Government regulations, taxes,
international crises, burning issues, social restrictions … You can feel
enclosed by despair. Harry Browne’s 1973 classic How I Found Freedom in an Unfree World explores fifteen common
traps that people allow to limit their personal freedom. Browne (1933–2006) was
the Libertarian Party candidate for President in 1996 and 2000. He made his
name in 1970 with How You Can Profit from
the Coming Devaluation. Browne followed that with other books on investment
strategy, and eventually on political theory. Like many libertarians, he was
influenced by the ideas of Ayn Rand.
Browne follows the
hierarchy of philosophy, getting to politics by way of metaphysics,
epistemology, and ethics.
I bought it in 1973; and got it autographed in 1995. |
The first snare is the
Identity Trap. Things have identities and so do people. We generally do well
enough with physical reality. Our personal problems are another matter. Browne
delineates two aspects of the Identity Trap: “(1) believing that you should be
someone other than yourself; and (2) the assumption that others would do things
in the way you would.” Browne also juxtaposes the Intellectual and Emotional
Traps. Morality becomes a trap for people who accept some given universal or
absolute system without investigating what morality is and why they need it and
then discovering and developing their own.
Forty years after the
publication of this book, with sales of over 50 books by and about Ayn Rand at
40 million copies, it is easy enough to find self-interested people. Millions
of them still feel trapped by government, by regulations, taxes, and burning
issues. They seek solutions in political groups, protests, and campaigns to
find freedom by denouncing oppression. It cannot work.

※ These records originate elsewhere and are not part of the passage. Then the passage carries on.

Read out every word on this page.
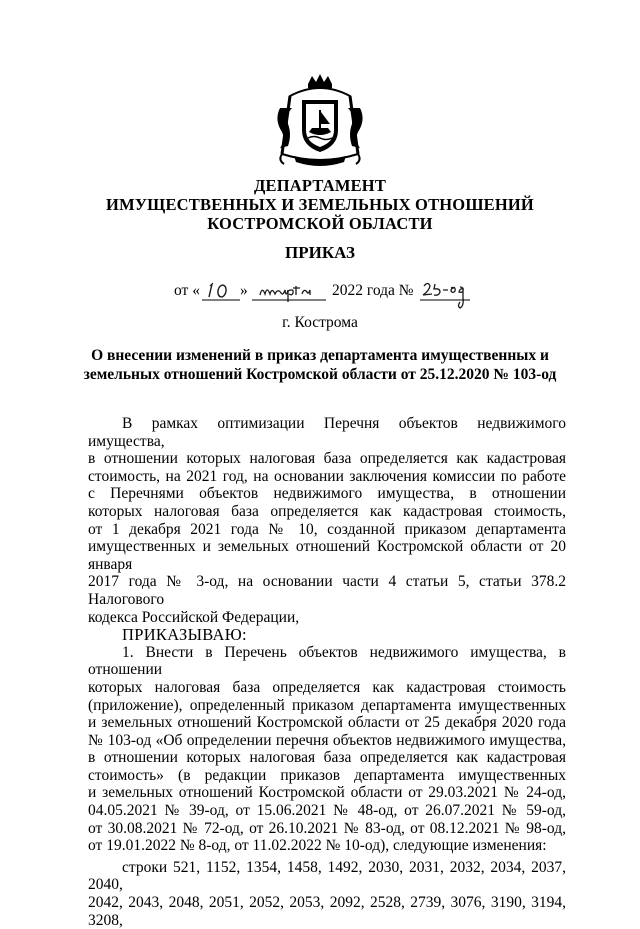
ДЕПАРТАМЕНТ
ИМУЩЕСТВЕННЫХ И ЗЕМЕЛЬНЫХ ОТНОШЕНИЙ
КОСТРОМСКОЙ ОБЛАСТИ
ПРИКАЗ
от «	»	2022 года №
г. Кострома
О внесении изменений в приказ департамента имущественных и
земельных отношений Костромской области от 25.12.2020 № 103-од

В рамках оптимизации Перечня объектов недвижимого имущества,

в отношении которых налоговая база определяется как кадастровая

стоимость, на 2021 год, на основании заключения комиссии по работе

с Перечнями объектов недвижимого имущества, в отношении

которых налоговая база определяется как кадастровая стоимость,

от 1 декабря 2021 года № 10, созданной приказом департамента

имущественных и земельных отношений Костромской области от 20 января

2017 года № 3-од, на основании части 4 статьи 5, статьи 378.2 Налогового

кодекса Российской Федерации,

ПРИКАЗЫВАЮ:

1. Внести в Перечень объектов недвижимого имущества, в отношении

которых налоговая база определяется как кадастровая стоимость

(приложение), определенный приказом департамента имущественных

и земельных отношений Костромской области от 25 декабря 2020 года

№ 103-од «Об определении перечня объектов недвижимого имущества,

в отношении которых налоговая база определяется как кадастровая

стоимость» (в редакции приказов департамента имущественных

и земельных отношений Костромской области от 29.03.2021 № 24-од,

04.05.2021 № 39-од, от 15.06.2021 № 48-од, от 26.07.2021 № 59-од,

от 30.08.2021 № 72-од, от 26.10.2021 № 83-од, от 08.12.2021 № 98-од,

от 19.01.2022 № 8-од, от 11.02.2022 № 10-од), следующие изменения:

строки 521, 1152, 1354, 1458, 1492, 2030, 2031, 2032, 2034, 2037, 2040,

2042, 2043, 2048, 2051, 2052, 2053, 2092, 2528, 2739, 3076, 3190, 3194, 3208,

Browne demonstrates
better ways for you to find freedom for yourself by untangling yourself from
the Government Trap, Group Trap, the Utopia Trap, the Burning Issues Trap, and
the Rights Trap. Identify the true costs and potential benefits of your
previous investments in people and society and you can get out of the box of false certainty.
In Part II, Browne
suggests ways to gain freedom from government, bad relationships (including a
bad marriage), family problems, financial insecurity, and exploitation on the
economic treadmill.
In Part III, he ties the
arguments together to outline the steps that you can take to make your life
what you want, according to your own morality.
The book is easy to read.
It is plain and conversational. The insights are deep, cogent, and prescient. For
all the headline news, not much has changed in forty years, except perhaps that
life has gotten better, a claim that finds no resonance with those who are
trapped by taxes, regulations, bureaucracies, an invasion of illegal aliens,
unwarranted searches by unconstitutional agencies engaged in shakedowns and
shoot-ups, to say nothing of the immanent collapse of civilization whether or
not Iran gains atomic weapons. But that is why this book was written. Anyone
who wants to discover their self-interest and live their own life will find
this book to be time well invested with a man who knew a lot about investments.